There have been big and muscular men throughout history. We see this with statues from ancient Greece and the sculptures of Michelangelo. But beginning in the mid-20th century, and becoming more pronounced over time, there has been a certain kind of blend of muscularity, shape, symmetry, proportion, definition and other visual qualities modern culture has come to recognize as “the bodybuilder physique” — which results from a particular type of program of physical training and diet.

There are many weightlifters and other strength and power athletes who develop really big, powerful muscles. But there is an aesthetic associated with the bodybuilding physique — shape, symmetry, proportion, definition — that is very distinct and identifiable.

The method that creates this look was not invented by scientists or medical experts. It wasn’t developed by exercise physiologists. It has evolved over decades by the trial-and-error efforts of the bodybuilders themselves. If you look at old photos from the history of bodybuilding you can see this evolution taking place. In a magazine from the 1950s, aside from a few legends like Steve Reeves, Bill Pearl or Reg Park, most of the physiques you see simply don’t look anything like contemporary bodybuilders.

The physical culture competitions of the 1920s and 1930s, in which athletes of all sorts took part, became to be dominated by the weightlifters whose training produced the most dramatic changes in their physiques. These early bodybuilders found that developing a program of weight “training,” as opposed to weightlifting, created a much more aesthetic and artistic look to the body. So instead of training the entire body in one workout several times a week, these bodybuilders began doing split-system programs, hitting only certain body parts in any given training session.
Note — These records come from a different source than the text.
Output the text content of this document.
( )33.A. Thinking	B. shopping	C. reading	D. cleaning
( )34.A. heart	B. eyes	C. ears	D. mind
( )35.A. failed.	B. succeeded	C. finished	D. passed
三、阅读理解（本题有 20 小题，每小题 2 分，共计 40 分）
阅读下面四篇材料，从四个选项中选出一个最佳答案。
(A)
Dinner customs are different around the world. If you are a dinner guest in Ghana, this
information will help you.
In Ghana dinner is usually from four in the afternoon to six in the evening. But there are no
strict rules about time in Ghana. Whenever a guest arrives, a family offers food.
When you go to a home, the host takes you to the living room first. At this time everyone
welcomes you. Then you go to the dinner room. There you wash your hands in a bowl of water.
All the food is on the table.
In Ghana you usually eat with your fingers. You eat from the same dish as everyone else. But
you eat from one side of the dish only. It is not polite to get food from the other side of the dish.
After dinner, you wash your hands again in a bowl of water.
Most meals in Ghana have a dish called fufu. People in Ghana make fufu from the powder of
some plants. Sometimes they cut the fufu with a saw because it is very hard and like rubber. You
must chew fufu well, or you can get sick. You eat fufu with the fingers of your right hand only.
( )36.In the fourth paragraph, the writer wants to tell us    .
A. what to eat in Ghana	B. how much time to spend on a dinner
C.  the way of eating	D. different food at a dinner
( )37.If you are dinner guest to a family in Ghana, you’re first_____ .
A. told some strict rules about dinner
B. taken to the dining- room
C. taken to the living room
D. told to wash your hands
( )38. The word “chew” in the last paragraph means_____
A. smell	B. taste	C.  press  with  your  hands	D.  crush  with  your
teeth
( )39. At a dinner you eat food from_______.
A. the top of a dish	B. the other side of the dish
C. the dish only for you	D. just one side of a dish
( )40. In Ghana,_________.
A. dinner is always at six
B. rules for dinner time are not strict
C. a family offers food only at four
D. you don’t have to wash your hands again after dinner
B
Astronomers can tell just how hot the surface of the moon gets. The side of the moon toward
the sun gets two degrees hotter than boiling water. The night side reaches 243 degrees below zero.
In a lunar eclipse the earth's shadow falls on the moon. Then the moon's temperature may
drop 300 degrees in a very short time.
They did more sets and reps than was customary in weightlifting and starting adding additional isolation exercises in order to shape and sculpt individual muscles and muscle groups.

Of course, they also explored the possibilities of diet and over time went from relying on red meat and whole milk to eating regimens that gave them more specific control over protein, carbohydrate and fat intake along with caloric restriction, cardiovascular exercise and supplementation.